Era 1989, cursaba tercer grado de esa época, ahora sería cuarto de básica. Estaba en un colegio mixto y era feliz. Un día mi compañero de la banca de atrás empezó a clavarme en la espalda la punta de su lápiz recién afilado. Primero pensé que era un error y me viré asombrada, solo sonrió. Luego volvió a hacerlo y volví a mirarlo, pero ahora enojada le pedí que dejara de hacerlo. No se detuvo en ese minuto, ni tampoco en las horas siguientes. Cuando llegó el primer recreo, le conté a la profesora lo que sucedía, me dijo que de repente, “yo le gustaba” y esa era su forma de llamar mi atención. Al retomar clases, el tema continuó, pero ahora, basándome en la teoría de la maestra, decidí no virarme en un intento de que entendiera que no era mutuo el gusto, pero él siguió. Finalmente llegué a casa y llorando, con la espalda muy lastimada, le conté a mi madre lo ocurrido. Me abrazó mucho, me dijo que quien te quiere no te hace daño bajo ningún concepto. Al día siguiente me acompañó a la clase, me pidió que le indicara quién era el compañero que me molestaba. Se lo señalé y la vi caminar directo hacia él para hablarle con una cara amenazante que nunca antes, ni después del evento, volví a ver. Antes de irse me dijo: “Si vuelve a hacerte daño, avísame”. No volvió a molestarme.

Sin embargo, temo que la mentalidad de asociar maltrato con demostración de amor no se quedó en los años 80 junto con la telenovela Leonela y el tema de que “quien te hace llorar es quien te ama”, sino que todavía arrastramos conceptos equivocados sobre sentimientos y sus manifestaciones. Debemos revisar qué les inculcamos a nuestros niños y hasta qué punto empujamos a que acepten dolor como prueba de amor.

Por consiguiente, revisemos dentro de casa qué es lo que estamos enseñando. El amor no se alimenta de silencios o insultos. No se fortalece en la violencia, ni se “aviva la llama” con la infidelidad. El amor es aceptar que el otro es diferente, pero complementario. No es una carrera de velocidad, sino una maratón de resistencia. Hay que darse la mano para continuar y no tomar el camino fácil de la rendición. Creo firmemente en el compromiso, ese que va más allá del papel firmado y nace desde el corazón. Esa decisión que volvemos a tomar todas las mañanas y trabajamos en la cotidianidad para afianzarla.

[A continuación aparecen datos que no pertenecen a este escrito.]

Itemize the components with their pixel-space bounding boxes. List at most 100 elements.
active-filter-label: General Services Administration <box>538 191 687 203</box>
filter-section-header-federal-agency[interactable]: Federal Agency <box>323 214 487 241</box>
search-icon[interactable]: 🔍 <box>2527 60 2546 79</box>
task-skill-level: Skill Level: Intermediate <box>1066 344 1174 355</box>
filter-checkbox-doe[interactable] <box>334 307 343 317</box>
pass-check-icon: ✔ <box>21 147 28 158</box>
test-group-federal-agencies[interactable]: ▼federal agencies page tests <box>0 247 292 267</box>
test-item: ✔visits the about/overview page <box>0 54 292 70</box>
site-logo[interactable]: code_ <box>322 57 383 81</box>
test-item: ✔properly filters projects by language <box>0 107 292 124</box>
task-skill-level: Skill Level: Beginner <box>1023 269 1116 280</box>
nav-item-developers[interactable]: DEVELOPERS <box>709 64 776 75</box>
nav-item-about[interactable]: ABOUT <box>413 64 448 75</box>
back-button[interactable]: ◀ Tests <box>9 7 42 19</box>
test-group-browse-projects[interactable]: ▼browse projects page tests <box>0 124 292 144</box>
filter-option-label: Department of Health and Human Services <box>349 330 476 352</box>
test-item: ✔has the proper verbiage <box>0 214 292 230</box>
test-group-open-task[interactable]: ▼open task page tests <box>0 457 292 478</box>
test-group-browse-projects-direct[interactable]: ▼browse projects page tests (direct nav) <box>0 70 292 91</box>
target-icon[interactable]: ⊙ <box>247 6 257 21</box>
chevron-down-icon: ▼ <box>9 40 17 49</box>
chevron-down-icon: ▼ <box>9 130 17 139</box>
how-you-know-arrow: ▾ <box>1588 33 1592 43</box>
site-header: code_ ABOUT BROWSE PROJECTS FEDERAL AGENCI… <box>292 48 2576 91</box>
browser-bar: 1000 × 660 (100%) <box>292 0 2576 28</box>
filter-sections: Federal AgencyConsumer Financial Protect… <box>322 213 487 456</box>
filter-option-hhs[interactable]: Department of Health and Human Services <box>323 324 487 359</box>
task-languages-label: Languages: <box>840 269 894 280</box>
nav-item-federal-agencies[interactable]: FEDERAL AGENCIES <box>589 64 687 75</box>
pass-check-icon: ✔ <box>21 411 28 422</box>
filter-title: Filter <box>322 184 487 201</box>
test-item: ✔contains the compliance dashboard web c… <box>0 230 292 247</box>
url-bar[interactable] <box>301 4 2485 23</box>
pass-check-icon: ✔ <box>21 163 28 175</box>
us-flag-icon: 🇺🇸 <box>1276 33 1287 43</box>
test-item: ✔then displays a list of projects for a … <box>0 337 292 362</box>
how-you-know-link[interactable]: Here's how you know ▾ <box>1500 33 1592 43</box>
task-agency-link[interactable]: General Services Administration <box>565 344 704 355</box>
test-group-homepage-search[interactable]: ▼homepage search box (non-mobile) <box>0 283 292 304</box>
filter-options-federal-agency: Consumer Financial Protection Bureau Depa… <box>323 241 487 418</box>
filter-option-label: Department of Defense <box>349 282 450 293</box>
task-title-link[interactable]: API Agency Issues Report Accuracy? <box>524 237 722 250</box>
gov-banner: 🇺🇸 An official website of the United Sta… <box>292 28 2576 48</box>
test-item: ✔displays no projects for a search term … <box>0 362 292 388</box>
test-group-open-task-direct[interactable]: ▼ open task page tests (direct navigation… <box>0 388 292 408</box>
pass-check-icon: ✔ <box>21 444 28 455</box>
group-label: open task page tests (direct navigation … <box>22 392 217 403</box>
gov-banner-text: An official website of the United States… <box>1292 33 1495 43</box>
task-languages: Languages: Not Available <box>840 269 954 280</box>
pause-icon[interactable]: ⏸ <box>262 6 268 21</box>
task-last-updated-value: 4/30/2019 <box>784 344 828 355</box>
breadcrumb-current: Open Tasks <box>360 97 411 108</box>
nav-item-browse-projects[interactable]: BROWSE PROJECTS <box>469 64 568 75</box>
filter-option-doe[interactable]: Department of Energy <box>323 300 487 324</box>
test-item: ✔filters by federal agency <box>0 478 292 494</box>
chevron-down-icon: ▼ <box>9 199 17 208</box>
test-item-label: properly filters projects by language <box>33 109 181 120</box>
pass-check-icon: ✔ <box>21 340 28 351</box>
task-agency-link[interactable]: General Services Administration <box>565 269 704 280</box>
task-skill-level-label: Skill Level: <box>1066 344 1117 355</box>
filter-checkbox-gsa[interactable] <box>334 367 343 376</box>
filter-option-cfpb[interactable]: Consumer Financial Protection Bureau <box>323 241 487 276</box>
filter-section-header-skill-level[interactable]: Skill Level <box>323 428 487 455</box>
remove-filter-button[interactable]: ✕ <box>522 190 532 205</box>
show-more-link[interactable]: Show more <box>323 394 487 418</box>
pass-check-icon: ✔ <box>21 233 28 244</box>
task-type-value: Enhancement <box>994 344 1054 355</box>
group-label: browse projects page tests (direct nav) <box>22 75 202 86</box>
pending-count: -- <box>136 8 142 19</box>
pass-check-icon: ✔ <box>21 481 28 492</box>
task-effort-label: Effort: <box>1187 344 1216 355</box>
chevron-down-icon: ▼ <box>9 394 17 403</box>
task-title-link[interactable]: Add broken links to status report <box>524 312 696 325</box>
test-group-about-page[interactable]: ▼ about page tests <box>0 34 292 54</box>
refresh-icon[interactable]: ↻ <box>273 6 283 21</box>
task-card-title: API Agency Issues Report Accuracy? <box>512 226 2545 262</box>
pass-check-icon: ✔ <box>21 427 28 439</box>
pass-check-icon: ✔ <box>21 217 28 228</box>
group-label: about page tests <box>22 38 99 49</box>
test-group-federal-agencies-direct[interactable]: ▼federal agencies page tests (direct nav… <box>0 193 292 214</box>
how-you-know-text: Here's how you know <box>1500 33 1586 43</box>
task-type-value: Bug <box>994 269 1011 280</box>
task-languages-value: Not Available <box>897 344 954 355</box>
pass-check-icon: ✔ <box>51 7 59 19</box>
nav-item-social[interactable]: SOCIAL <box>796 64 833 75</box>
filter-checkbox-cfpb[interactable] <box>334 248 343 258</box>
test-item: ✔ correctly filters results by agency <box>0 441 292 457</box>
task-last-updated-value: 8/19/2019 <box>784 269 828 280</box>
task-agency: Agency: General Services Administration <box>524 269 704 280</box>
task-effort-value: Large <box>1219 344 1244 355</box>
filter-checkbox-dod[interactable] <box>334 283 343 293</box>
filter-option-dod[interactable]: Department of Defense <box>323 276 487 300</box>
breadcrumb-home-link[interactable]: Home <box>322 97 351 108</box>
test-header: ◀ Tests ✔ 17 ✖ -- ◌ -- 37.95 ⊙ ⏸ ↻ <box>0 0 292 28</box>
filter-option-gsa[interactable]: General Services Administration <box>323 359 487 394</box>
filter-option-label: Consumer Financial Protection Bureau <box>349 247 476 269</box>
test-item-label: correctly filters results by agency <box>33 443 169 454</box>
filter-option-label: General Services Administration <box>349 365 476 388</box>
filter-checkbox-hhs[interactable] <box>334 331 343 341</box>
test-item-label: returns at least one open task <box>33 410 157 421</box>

Finalmente, hay que reconocer que no es fácil. El paso de los años desgasta y envejece, pero también debe aumentar la tolerancia. Es imperativo abandonar el egoísmo, reconocer que somos seres imperfectos y perfectibles. Comprender que el amor es libertad, y no debe doler, ni humillarnos. Como dice Julio Cortázar: “Nada está perdido si se tiene el valor de proclamar que todo está perdido y empezar de nuevo”. Así que tomemos la decisión de amar y ser felices. No permitamos que el pasado nos pinche la espalda tratando de hacernos voltear. El amor viene de frente.